Azz... ora l'ho capito   :Laughing: 

----------

## Danilo

A parte il calendario ma se omettevi questa:

 *comio wrote:*   

> Si pensa di fare un ciclo di 10-12 mesi per portare il pacchetto in arch stabile.
> 
> 

 

Era pure credibile  :Wink: 

Lasciare un anno significa che mentre esce la kde 4.0 la 3.5 diventa stabile.

Oddio se per stabile si intende obsoleto pure pure...

Buona comunque ... e piu' credibile di quelle sparate su microsoft & win

----------

## Dun

Assurdo ...

Ma non e' che il primo di aprile centri qsa ?  :Smile: 

UPDATE: Scoperto l'acqua calda... non avevo letto tutto il topic, hehehhehehehe

----------

## randomaze

 *Danilo wrote:*   

> Lasciare un anno significa che mentre esce la kde 4.0 la 3.5 diventa stabile.
> 
> Oddio se per stabile si intende obsoleto pure pure...

 

Beh in quel caso tutti in ~x86 e si risolve  :Razz: 

----------

## RollsAppleTree

postate le fontiiiiiiiiiiiiiiiiiiiii 

voglio leggere tutte ste coseeeeeeeeeeeeeeeee ...

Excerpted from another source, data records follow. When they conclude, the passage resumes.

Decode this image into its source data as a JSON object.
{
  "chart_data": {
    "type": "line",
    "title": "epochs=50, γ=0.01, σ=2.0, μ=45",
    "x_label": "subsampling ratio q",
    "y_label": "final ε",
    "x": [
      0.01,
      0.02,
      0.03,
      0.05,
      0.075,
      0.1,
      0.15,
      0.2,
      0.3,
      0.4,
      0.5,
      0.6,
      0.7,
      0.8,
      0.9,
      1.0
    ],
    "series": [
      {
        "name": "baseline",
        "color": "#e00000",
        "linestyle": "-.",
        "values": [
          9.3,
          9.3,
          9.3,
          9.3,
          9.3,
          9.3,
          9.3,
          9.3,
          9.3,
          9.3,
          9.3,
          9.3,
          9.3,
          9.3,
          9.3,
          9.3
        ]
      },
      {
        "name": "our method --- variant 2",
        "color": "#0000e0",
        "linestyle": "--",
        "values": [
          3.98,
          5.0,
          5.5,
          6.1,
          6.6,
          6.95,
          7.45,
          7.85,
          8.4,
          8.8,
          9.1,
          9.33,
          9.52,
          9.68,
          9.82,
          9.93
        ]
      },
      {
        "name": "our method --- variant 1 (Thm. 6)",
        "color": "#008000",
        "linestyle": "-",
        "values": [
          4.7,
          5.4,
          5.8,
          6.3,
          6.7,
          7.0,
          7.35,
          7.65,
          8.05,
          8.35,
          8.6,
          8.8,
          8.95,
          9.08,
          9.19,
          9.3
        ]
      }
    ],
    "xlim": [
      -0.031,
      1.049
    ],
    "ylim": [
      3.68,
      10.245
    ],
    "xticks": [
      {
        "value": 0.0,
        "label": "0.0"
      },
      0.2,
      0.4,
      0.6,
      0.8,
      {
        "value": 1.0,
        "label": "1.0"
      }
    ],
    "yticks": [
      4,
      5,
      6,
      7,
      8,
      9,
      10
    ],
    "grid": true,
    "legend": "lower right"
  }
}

 :Laughing:   :Laughing:   ROTFL ||| ROTFL

----------

## comio

 *RollsAppleTree wrote:*   

> postate le fontiiiiiiiiiiiiiiiiiiiii 
> 
> voglio leggere tutte ste coseeeeeeeeeeeeeeeee ...
> 
>    ROTFL ||| ROTFL

 

sono fonti sicure, me l'ha detto mio cugino. 

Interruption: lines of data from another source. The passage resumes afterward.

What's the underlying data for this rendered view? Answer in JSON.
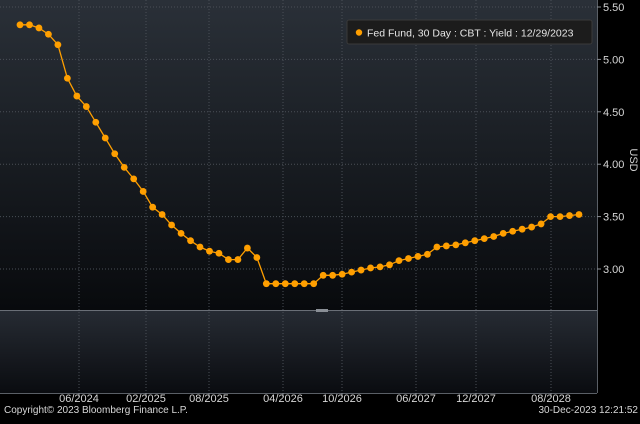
{
  "footer": {
    "copyright": "Copyright© 2023 Bloomberg Finance L.P.",
    "timestamp": "30-Dec-2023 12:21:52"
  },
  "colors": {
    "series": "#ff9f00",
    "legend_bg": "#1c1c1c",
    "grid": "#4a4f57",
    "plot_bg_top": "#2a3038",
    "plot_bg_bottom": "#080a0d"
  },
  "chart_data": {
    "type": "line",
    "ylabel": "USD",
    "ylim": [
      2.4,
      5.5
    ],
    "grid": true,
    "legend_position": "top-right",
    "y_ticks": [
      "5.50",
      "5.00",
      "4.50",
      "4.00",
      "3.50",
      "3.00"
    ],
    "x_ticks": [
      "06/2024",
      "02/2025",
      "08/2025",
      "04/2026",
      "10/2026",
      "06/2027",
      "12/2027",
      "08/2028"
    ],
    "series": [
      {
        "name": "Fed Fund, 30 Day : CBT : Yield : 12/29/2023",
        "marker": "circle",
        "values": [
          5.33,
          5.33,
          5.3,
          5.24,
          5.14,
          4.82,
          4.65,
          4.55,
          4.4,
          4.25,
          4.1,
          3.97,
          3.86,
          3.74,
          3.59,
          3.52,
          3.42,
          3.34,
          3.27,
          3.21,
          3.17,
          3.15,
          3.09,
          3.09,
          3.2,
          3.11,
          2.86,
          2.86,
          2.86,
          2.86,
          2.86,
          2.86,
          2.94,
          2.94,
          2.95,
          2.97,
          2.99,
          3.01,
          3.02,
          3.04,
          3.08,
          3.1,
          3.12,
          3.14,
          3.21,
          3.22,
          3.23,
          3.25,
          3.27,
          3.29,
          3.31,
          3.34,
          3.36,
          3.38,
          3.4,
          3.43,
          3.5,
          3.5,
          3.51,
          3.52
        ]
      }
    ]
  }
}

EDIT.: ecco la fonte: gentoo news.

ciao

luigi

----------

## akiross

 :Laughing: 

Grazie a comio per aver retto lo scherzone :'D

----------

## bandreabis

Ed io che l'ho letto il 2 aprile?!?   :Evil or Very Mad: 

 :Laughing:   :Laughing:   :Laughing: 

----------

## gutter

 *lavish wrote:*   

>  *comio wrote:*   la fondazione deciderà per te. 
> 
> Ho sentito che l'idea e' stata sviluppata da un nuovo devel, un certo Hari Seldon

 

 :Very Happy:   :Very Happy:   :Very Happy: 

----------